Die Ursache: Eine Andeutung. von Thomas Bernhard
Wieder mal ein Buch von Bernhard. Hab mich irgendwie an dem Mann festgefressen.
Es ist ein autobiographisches Werk. Er erzählt von seiner Kinheit und Pubertät im Heim in Salzburg, in der Schrannengasse. Es tobt gerade der zweite Weltkrieg und auch Salzburg ist davon betroffen. Bernhard erhält vom Nazi-Aufseher Grünkranz die Erlaubnis, in der Schuhkammer die Violine zu praktizieren. Es stank zwar und es war bitterkalt, aber es waren seine liebsten Stunden, weil er sich ganz der Musik hingeben konnte. Ansonsten verband er das Heim mit viel Schlimmen, große Schlafsäle, böse Erzieher natürlich, strenger Unterricht und kalte Duschen als Strafe.
In den fortgeschrittenen Jahren des Krieges gab es dann gar keinen Unterricht, weil sie fast täglich in die Bunker laufen mussten, wegen Fliegeralarm. Dort war es wahnsinnig stickig und elendig, manche verendeten dort auch. Schließlich wird auch Salzburg getroffen und die Innenstadt liegt zum Teil in Trümmern, im dom ist die Kuppel heruntergestürtzt und hat die heiligen Teile der Kirche zerstört.
Nach dem Krieg wurde Grünkranz durch "Onkel Franz" ausgetauscht. Das Hakenkreuz wurde abgehängt und das Jesukreuz aufgehängt. Onkel Franz war genauso unerbittlich und hat auch geschlagen, mit der Faust auf den Hinterkopf. In diesem Heim wurde extra ein Fenster aufgelassen, damit Bernahrd Samstag morgens rausgehen kann und bis zur deutschen Grenze laufen, wo er dann illegal über die Grenze schlich und dann in Traunstein den Zug zu seinem Familienhaus nahm. Direkt nach dem Krieg war die Grenze irgendwie dicht oder so.
Bernhards Vater war kein typischer Österreicher, also war sehr philosophisch interessiert, vertrat die Ideale der Aufklärung und brachte dem kleinen Thomas die französische Philosohie nahe. Er war alternativen Lebensentwürfen durchaus aufgeschlossen.

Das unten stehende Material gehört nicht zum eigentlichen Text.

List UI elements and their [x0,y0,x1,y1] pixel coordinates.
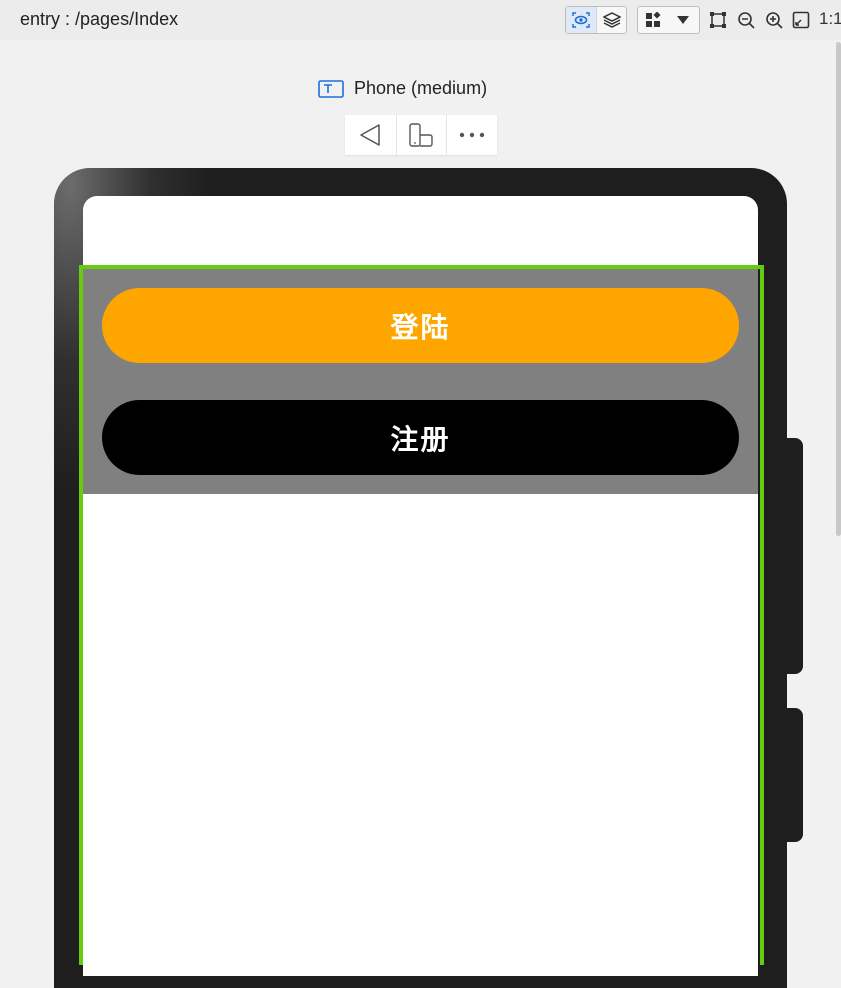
more-button[interactable] [446,115,497,155]
more-icon [459,132,485,138]
rotate-icon [409,123,434,147]
device-name: Phone (medium) [354,78,488,98]
scrollbar-thumb[interactable] [836,42,841,536]
fit-button[interactable] [789,8,813,32]
volume-button [787,438,803,674]
power-button [787,708,803,842]
view-mode-group [565,6,627,34]
route-path: entry : /pages/Index [20,9,179,29]
preview-toolbar: entry : /pages/Index 1:1 [0,0,841,40]
layers-button[interactable] [596,7,626,33]
fit-icon [792,11,810,29]
device-label: Phone (medium) [318,78,487,99]
device-controls [345,115,497,155]
zoom-out-icon [738,12,755,29]
components-group [637,6,700,34]
dropdown-icon [677,16,689,24]
layers-icon [602,12,621,28]
back-icon [360,124,381,146]
inspect-icon [572,12,590,28]
zoom-in-icon [766,12,783,29]
crop-button[interactable] [706,8,730,32]
actual-size-button[interactable]: 1:1 [819,9,841,29]
components-icon [646,12,661,27]
inspect-button[interactable] [566,7,596,33]
components-button[interactable] [638,7,668,33]
components-dropdown[interactable] [668,7,698,33]
selection-highlight [79,265,764,965]
zoom-out-button[interactable] [734,8,758,32]
rotate-button[interactable] [395,115,447,155]
crop-icon [710,12,726,28]
zoom-in-button[interactable] [762,8,786,32]
back-button[interactable] [345,115,396,155]
text-frame-icon [318,79,344,98]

Bernhard tat sich auf dem Gymnasium schwer, das Gymnasium war "mir unmöglich geworden", und eines Tages ging er zum Arbeitsamt, anstatt zum Gymnasium und er fing eine Lehre in einem Lebensmittelladen an. Dann endet das Buch.
Aus dem Buch:
Wahrscheinlich ist in Internaten und vornehmlich in solchen
unter den extremsten menschensadistischen und
naturklimatischen Bedingungen wie in der Schrannengasse das
Hauptthema unter den Lernenden und Studierenden, unter den
Zöglingen kein anderes als das Selbstmordthema, alles andere
also als ein wissenschaftlicher Gegenstand, ein solcher
Gegenstand nicht aus der Studienmasse heraus, sondern aus
dem ersten, alle gemeinsam am intensivsten beschäftigenden
Gedanken heraus, und der Selbstmord und der
Selbstmordgedanke ist immer der wissenschaftlichste
Gegenstand, aber das ist der Lügengesellschaft unverständlich.